To assess the effects of prenatal home (point-of-use) fortification of foods with multiple micronutrient powders on maternal and newborn health.
We searched the Cochrane Pregnancy and Childbirth Group's Trials Register (31 January 2015) and the International Clinical Trials Registry Platform (ICTRP) (31 January 2015). We also contacted relevant agencies to identify ongoing and unpublished studies.
Randomised controlled trials (both individual and cluster randomisation) and quasi-randomised trials, irrespective of language or publication status.
The intervention was micronutrient powders for point-of-use fortification of foods, containing at least three micronutrients with one of them being iron, provided to pregnant women of any gestational age and parity. Five comparison groups were considered: no intervention/placebo, iron and folic acid supplements, iron-only supplements, folic-acid only supplements, and multiple micronutrients in supplements.
Two review authors independently assessed the eligibility of studies, extracted and checked data accuracy, and assessed the risk of bias of included studies.
Our search identified 12 reports (relating to six studies). We included two cluster-randomised controlled trials (involving 1172 women) - these trials were considered to be at a moderate to high risk of bias due to methodological limitations. One trial is ongoing, and three studies were excluded.

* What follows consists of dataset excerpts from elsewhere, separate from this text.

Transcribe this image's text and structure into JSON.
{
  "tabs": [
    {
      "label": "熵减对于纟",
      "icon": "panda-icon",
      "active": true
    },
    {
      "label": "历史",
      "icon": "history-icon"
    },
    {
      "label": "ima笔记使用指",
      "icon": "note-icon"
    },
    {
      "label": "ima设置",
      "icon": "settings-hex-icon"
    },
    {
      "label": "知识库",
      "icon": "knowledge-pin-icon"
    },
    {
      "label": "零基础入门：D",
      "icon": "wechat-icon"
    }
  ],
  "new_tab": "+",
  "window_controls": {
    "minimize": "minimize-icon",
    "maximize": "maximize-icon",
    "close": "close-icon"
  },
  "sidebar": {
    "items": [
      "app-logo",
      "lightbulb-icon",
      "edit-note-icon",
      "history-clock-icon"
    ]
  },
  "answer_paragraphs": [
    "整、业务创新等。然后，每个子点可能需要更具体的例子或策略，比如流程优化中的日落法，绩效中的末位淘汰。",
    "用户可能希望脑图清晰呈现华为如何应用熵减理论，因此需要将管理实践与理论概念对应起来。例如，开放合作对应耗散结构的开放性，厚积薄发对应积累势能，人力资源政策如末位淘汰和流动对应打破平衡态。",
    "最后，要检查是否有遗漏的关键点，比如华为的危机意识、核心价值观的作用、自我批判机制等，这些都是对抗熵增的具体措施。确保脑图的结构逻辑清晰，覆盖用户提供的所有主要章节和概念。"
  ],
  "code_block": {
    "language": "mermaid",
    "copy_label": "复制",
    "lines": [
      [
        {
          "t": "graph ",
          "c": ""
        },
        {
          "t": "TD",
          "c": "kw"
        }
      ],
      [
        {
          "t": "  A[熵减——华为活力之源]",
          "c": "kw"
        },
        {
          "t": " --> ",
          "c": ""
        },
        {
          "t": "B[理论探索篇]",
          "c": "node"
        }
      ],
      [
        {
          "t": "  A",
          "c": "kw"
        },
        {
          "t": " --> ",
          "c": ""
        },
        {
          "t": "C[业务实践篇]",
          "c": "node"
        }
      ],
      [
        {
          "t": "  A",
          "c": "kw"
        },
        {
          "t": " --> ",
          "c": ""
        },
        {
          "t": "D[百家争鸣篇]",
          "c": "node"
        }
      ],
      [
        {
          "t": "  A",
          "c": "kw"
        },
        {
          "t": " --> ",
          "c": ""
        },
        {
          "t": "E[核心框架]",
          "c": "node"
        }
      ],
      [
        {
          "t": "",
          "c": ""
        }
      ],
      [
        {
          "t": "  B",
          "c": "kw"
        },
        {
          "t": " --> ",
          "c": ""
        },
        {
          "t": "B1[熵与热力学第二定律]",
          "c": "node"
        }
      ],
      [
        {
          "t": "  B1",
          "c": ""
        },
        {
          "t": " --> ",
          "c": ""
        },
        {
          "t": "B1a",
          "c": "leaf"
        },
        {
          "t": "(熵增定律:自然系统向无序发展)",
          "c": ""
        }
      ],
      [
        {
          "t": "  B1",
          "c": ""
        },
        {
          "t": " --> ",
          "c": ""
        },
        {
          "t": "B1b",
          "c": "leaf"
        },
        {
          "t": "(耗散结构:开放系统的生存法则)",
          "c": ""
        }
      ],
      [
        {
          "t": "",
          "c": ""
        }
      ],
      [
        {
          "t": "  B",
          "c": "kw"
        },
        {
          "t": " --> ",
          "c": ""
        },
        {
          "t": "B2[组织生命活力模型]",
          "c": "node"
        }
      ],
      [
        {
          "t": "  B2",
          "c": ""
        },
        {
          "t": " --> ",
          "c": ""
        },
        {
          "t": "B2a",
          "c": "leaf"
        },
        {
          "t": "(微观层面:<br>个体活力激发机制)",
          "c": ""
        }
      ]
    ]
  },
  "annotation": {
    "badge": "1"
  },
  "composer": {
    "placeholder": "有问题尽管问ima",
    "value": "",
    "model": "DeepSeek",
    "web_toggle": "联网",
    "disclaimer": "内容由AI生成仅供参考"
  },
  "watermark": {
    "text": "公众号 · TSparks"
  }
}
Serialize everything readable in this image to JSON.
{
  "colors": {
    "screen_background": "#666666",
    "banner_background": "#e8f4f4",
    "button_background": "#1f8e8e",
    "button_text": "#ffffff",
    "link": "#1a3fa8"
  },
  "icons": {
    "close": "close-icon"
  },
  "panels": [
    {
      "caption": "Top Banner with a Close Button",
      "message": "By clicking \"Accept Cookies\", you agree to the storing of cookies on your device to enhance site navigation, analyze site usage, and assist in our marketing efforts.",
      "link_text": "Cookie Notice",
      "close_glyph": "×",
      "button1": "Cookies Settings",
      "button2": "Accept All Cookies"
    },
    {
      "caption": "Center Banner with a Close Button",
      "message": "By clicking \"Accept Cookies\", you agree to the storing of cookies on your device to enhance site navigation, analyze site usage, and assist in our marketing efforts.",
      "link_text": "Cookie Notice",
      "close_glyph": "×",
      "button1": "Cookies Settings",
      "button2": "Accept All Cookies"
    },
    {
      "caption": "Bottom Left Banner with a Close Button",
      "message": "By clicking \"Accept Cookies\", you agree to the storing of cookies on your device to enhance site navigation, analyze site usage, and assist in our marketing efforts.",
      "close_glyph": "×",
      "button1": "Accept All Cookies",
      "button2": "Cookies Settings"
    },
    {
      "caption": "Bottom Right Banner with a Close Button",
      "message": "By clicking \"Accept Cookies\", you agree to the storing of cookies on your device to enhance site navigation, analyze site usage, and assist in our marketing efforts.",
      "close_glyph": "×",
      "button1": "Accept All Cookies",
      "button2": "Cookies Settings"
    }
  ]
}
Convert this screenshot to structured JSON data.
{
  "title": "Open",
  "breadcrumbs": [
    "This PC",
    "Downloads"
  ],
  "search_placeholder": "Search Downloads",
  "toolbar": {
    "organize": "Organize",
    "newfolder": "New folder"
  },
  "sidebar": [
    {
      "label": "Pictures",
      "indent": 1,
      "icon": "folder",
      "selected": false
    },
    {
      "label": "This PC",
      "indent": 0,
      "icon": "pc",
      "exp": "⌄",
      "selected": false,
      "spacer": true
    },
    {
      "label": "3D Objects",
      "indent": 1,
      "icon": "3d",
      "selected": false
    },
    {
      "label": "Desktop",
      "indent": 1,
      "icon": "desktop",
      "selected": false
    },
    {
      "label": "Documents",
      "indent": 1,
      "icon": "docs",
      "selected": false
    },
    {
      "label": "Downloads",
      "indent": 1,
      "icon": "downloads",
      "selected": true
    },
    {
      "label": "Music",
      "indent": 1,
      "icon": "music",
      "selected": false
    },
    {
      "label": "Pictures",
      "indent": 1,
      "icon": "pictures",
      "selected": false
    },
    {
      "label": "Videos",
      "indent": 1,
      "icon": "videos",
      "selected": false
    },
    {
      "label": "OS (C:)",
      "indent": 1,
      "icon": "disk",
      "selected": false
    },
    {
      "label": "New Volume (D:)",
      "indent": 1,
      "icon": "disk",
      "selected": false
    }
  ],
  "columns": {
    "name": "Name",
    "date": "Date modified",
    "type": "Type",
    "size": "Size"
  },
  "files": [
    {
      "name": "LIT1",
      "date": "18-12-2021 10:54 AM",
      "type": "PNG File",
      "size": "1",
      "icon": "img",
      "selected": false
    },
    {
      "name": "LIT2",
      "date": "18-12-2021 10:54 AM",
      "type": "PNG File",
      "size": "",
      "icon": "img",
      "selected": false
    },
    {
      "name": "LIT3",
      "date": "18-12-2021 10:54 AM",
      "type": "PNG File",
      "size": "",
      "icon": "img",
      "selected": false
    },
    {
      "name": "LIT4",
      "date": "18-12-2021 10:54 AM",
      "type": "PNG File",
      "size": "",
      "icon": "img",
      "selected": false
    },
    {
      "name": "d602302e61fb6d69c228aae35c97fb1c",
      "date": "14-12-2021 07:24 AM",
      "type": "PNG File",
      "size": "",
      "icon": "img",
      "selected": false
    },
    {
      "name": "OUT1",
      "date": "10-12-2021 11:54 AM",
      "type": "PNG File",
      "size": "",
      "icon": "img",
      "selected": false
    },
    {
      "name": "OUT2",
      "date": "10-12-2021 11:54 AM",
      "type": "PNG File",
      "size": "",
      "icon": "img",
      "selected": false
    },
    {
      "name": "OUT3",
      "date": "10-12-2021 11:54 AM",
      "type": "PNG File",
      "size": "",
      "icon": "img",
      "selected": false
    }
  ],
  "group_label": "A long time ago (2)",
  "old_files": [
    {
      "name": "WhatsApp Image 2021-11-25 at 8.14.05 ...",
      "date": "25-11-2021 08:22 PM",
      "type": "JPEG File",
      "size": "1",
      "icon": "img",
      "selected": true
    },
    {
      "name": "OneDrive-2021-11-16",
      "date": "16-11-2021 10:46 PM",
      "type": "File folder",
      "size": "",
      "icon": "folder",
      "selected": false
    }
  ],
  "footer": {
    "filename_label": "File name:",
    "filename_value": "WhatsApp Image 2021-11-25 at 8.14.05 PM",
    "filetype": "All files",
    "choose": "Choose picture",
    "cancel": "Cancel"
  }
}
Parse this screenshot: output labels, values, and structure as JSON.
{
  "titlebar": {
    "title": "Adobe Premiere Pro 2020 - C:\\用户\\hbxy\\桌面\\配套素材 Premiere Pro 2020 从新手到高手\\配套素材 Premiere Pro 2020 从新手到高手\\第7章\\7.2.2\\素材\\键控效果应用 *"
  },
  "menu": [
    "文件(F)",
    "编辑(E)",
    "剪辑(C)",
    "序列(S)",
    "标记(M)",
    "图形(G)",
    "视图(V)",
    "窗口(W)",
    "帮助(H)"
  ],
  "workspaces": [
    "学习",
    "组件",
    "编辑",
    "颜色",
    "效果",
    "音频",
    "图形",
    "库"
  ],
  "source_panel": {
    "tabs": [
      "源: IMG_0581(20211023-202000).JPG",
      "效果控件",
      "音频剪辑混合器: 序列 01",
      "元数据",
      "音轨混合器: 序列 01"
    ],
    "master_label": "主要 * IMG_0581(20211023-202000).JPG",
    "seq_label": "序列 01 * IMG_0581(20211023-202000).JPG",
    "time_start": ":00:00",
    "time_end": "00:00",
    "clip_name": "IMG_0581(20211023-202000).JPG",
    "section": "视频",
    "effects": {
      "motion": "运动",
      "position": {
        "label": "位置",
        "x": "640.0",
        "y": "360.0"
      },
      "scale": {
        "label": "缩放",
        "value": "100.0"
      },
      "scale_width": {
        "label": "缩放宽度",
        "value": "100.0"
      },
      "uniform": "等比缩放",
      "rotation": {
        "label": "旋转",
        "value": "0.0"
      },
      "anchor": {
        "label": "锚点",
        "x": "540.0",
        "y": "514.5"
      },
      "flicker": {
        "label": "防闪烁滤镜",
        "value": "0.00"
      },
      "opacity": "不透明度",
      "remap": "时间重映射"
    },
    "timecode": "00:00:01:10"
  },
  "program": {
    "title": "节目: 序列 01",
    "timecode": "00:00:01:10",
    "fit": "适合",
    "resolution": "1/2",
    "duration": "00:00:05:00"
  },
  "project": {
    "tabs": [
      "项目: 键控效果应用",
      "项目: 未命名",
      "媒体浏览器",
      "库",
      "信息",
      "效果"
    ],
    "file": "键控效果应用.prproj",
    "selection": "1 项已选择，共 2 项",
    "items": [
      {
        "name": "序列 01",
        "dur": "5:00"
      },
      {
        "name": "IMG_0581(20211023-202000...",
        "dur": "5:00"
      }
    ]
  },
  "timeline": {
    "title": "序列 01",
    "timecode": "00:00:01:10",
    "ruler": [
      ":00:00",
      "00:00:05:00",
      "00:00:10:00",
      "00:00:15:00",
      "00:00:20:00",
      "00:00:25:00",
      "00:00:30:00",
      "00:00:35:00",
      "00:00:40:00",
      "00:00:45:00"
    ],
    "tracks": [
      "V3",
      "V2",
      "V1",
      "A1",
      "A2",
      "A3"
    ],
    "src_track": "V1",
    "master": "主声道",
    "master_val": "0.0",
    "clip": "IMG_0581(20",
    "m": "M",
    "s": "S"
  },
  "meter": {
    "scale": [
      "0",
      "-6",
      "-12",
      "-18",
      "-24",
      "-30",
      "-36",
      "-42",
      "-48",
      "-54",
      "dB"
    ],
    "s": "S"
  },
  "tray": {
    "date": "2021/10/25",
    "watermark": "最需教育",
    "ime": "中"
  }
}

Micronutrient powders for point-of-use fortification of foods versus iron and folic acid supplements
One trial (involving 478 pregnant women attending 42 antenatal care centres) compared micronutrient powders containing iron, folic acid, vitamin C and zinc with iron and folic acid tablets provided daily from 14 to 22 weeks to 32 weeks' gestation. The trial did not report on any of this review's primary outcomes: maternal anaemia at or near term, maternal iron deficiency, maternal mortality, adverse effects, low birthweight, preterm births. Nor did the trial report on the majority of this review's secondary outcomes, with the exception of maternal adherence. Adherence to micronutrient powders was lower than adherence to iron and folic acid supplements (risk ratio (RR) 0.76, 95% confidence interval (CI) 0.66 to 0.87, one study, n = 405).
Micronutrient powders for point-of-use fortification of foods versus same multiple micronutrients in supplements
One study (involving 694 pregnant women from 18 communities), compared micronutrient powders containing iron, folic acid, vitamin C, zinc, iodine, vitamin E and vitamin B12 with tablets containing the same seven micronutrients. There was no difference in maternal anaemia at 37 weeks of gestation (RR 0.92, 95% CI 0.53 to 1.59, one study, n = 470, very low quality evidence). The trial did not report on any of this review's other primary outcomes in relation to maternal iron deficiency, maternal mortality, adverse effects, low birthweight, or preterm birth. In terms of this review's secondary outcomes, the included trial did not report on the majority of this review's prespecified secondary outcomes with one exception - there was no clear difference in maternal haemoglobin Hb or near term (mean difference (MD) 1.0 g/L, 95% CI -1.77 to 3.77, one study, n = 470).